We'll try to tackle those big scenes, and then there's some particular scenes I don't really want to get into quite yet that you'll see about where Damien's been for the past 25 years, what he's been dealing with, what his world has been like. A lot of the deeper themes of the show will come out of that, out of his profession, out of things that he's done, things that he's seen.

Is this someone who will embrace those dark urges, and can he really change his future? Especially on a show where you kind of know what the ending is?

That's the $6 million question. That's what the show is. Can Damien fight his destiny? Can Damien save his own soul? Or can somebody save it for him? That's the question that remains to be answered. We'll make sure that journey is as complicated and interesting as possible, but there's no easy answer.

You've got 10-episode a season. What can you say about the journey of an individual season? Is season one a contained story, or will there be a cliffhanger setting up season two?

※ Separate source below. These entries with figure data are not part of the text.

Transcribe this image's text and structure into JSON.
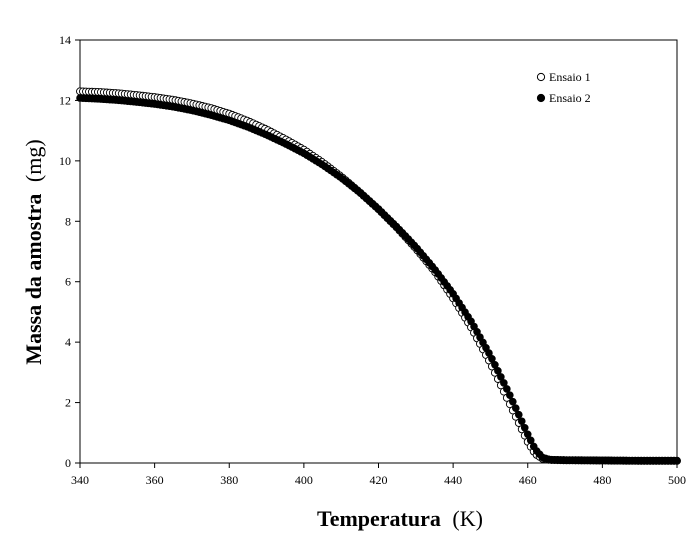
{
  "chart_data": {
    "type": "scatter",
    "xlabel": "Temperatura",
    "xlabel_unit": "(K)",
    "ylabel": "Massa da amostra",
    "ylabel_unit": "(mg)",
    "xlim": [
      340,
      500
    ],
    "ylim": [
      0,
      14
    ],
    "x_ticks": [
      340,
      360,
      380,
      400,
      420,
      440,
      460,
      480,
      500
    ],
    "y_ticks": [
      0,
      2,
      4,
      6,
      8,
      10,
      12,
      14
    ],
    "grid": false,
    "legend_position": "top-right",
    "series": [
      {
        "name": "Ensaio 1",
        "marker": "open-circle",
        "color": "#000000",
        "x": [
          340,
          345,
          350,
          355,
          360,
          365,
          370,
          375,
          380,
          385,
          390,
          395,
          400,
          405,
          410,
          415,
          420,
          425,
          430,
          435,
          440,
          445,
          450,
          455,
          460,
          462,
          464,
          466,
          470,
          480,
          490,
          500
        ],
        "y": [
          12.3,
          12.28,
          12.24,
          12.18,
          12.11,
          12.02,
          11.9,
          11.75,
          11.56,
          11.32,
          11.04,
          10.72,
          10.37,
          9.95,
          9.48,
          8.96,
          8.4,
          7.78,
          7.1,
          6.35,
          5.45,
          4.45,
          3.3,
          2.0,
          0.7,
          0.3,
          0.14,
          0.1,
          0.09,
          0.08,
          0.07,
          0.07
        ]
      },
      {
        "name": "Ensaio 2",
        "marker": "filled-circle",
        "color": "#000000",
        "x": [
          340,
          345,
          350,
          355,
          360,
          365,
          370,
          375,
          380,
          385,
          390,
          395,
          400,
          405,
          410,
          415,
          420,
          425,
          430,
          435,
          440,
          445,
          450,
          455,
          460,
          462,
          464,
          466,
          470,
          480,
          490,
          500
        ],
        "y": [
          12.08,
          12.05,
          12.01,
          11.95,
          11.88,
          11.79,
          11.67,
          11.52,
          11.34,
          11.12,
          10.86,
          10.57,
          10.25,
          9.87,
          9.44,
          8.95,
          8.4,
          7.8,
          7.15,
          6.42,
          5.6,
          4.65,
          3.55,
          2.3,
          0.95,
          0.45,
          0.18,
          0.11,
          0.1,
          0.09,
          0.08,
          0.08
        ]
      }
    ]
  }
}
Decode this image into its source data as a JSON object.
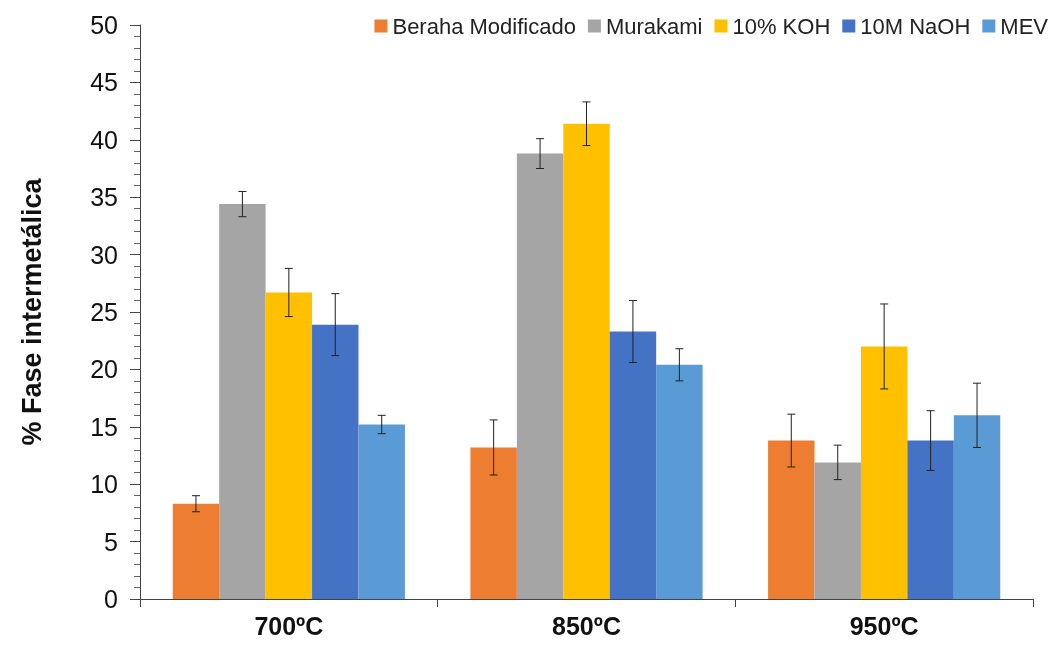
{
  "chart_data": {
    "type": "bar",
    "ylabel": "% Fase intermetálica",
    "categories": [
      "700ºC",
      "850ºC",
      "950ºC"
    ],
    "series": [
      {
        "name": "Beraha Modificado",
        "color": "#ed7d31",
        "values": [
          8.3,
          13.2,
          13.8
        ],
        "errors": [
          0.7,
          2.4,
          2.3
        ]
      },
      {
        "name": "Murakami",
        "color": "#a5a5a5",
        "values": [
          34.4,
          38.8,
          11.9
        ],
        "errors": [
          1.1,
          1.3,
          1.5
        ]
      },
      {
        "name": "10% KOH",
        "color": "#ffc000",
        "values": [
          26.7,
          41.4,
          22.0
        ],
        "errors": [
          2.1,
          1.9,
          3.7
        ]
      },
      {
        "name": "10M NaOH",
        "color": "#4472c4",
        "values": [
          23.9,
          23.3,
          13.8
        ],
        "errors": [
          2.7,
          2.7,
          2.6
        ]
      },
      {
        "name": "MEV",
        "color": "#5b9bd5",
        "values": [
          15.2,
          20.4,
          16.0
        ],
        "errors": [
          0.8,
          1.4,
          2.8
        ]
      }
    ],
    "ylim": [
      0,
      50
    ],
    "yticks": [
      0,
      5,
      10,
      15,
      20,
      25,
      30,
      35,
      40,
      45,
      50
    ],
    "grid": false,
    "legend": "top right"
  }
}
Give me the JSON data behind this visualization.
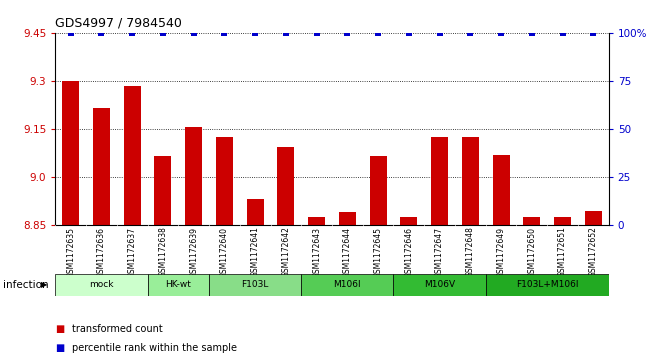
{
  "title": "GDS4997 / 7984540",
  "samples": [
    "GSM1172635",
    "GSM1172636",
    "GSM1172637",
    "GSM1172638",
    "GSM1172639",
    "GSM1172640",
    "GSM1172641",
    "GSM1172642",
    "GSM1172643",
    "GSM1172644",
    "GSM1172645",
    "GSM1172646",
    "GSM1172647",
    "GSM1172648",
    "GSM1172649",
    "GSM1172650",
    "GSM1172651",
    "GSM1172652"
  ],
  "bar_values": [
    9.3,
    9.215,
    9.285,
    9.065,
    9.155,
    9.125,
    8.93,
    9.095,
    8.875,
    8.89,
    9.065,
    8.875,
    9.125,
    9.125,
    9.07,
    8.875,
    8.875,
    8.895
  ],
  "percentile_values": [
    100,
    100,
    100,
    100,
    100,
    100,
    100,
    100,
    100,
    100,
    100,
    100,
    100,
    100,
    100,
    100,
    100,
    100
  ],
  "bar_color": "#cc0000",
  "dot_color": "#0000cc",
  "ylim_left": [
    8.85,
    9.45
  ],
  "ylim_right": [
    0,
    100
  ],
  "yticks_left": [
    8.85,
    9.0,
    9.15,
    9.3,
    9.45
  ],
  "yticks_right": [
    0,
    25,
    50,
    75,
    100
  ],
  "ytick_labels_right": [
    "0",
    "25",
    "50",
    "75",
    "100%"
  ],
  "grid_values": [
    9.0,
    9.15,
    9.3
  ],
  "groups": [
    {
      "label": "mock",
      "indices": [
        0,
        1,
        2
      ],
      "color": "#ccffcc"
    },
    {
      "label": "HK-wt",
      "indices": [
        3,
        4
      ],
      "color": "#99ee99"
    },
    {
      "label": "F103L",
      "indices": [
        5,
        6,
        7
      ],
      "color": "#88dd88"
    },
    {
      "label": "M106I",
      "indices": [
        8,
        9,
        10
      ],
      "color": "#55cc55"
    },
    {
      "label": "M106V",
      "indices": [
        11,
        12,
        13
      ],
      "color": "#33bb33"
    },
    {
      "label": "F103L+M106I",
      "indices": [
        14,
        15,
        16,
        17
      ],
      "color": "#22aa22"
    }
  ],
  "xtick_bg_color": "#d0d0d0",
  "background_color": "#ffffff",
  "plot_bg_color": "#ffffff",
  "title_fontsize": 9,
  "bar_width": 0.55
}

We have had the season finale in mind pretty much since Day 1 and we had an interesting question of what do you do when we had developed it for six episodes. Do you take your ending and keep it as episode six and find new story behind it or do you move it to episode 10? We were able to take the emotional journey and make sure that it fills all 10 episodes, and we were able to use the new episodes to go in and actually develop story, broaden the world and push these characters against each other. There is no filler in the series, and it's very satisfying. People will really feel like it's chapter one of Damien's story.

Have you heard anything from the right-wingers yet? What would you say to all the religious nuts out there who might protest the show?

Well, I hope they watch the show and find it entertaining. I welcome their feedback and their thoughts.

Robert Kirkman is also prepping another exorcism-themed drama, this one based on his comic Outcast. Have you read that and how do you think they compare?

I haven't read it.

A formal premiere date for Damien has not yet been announced.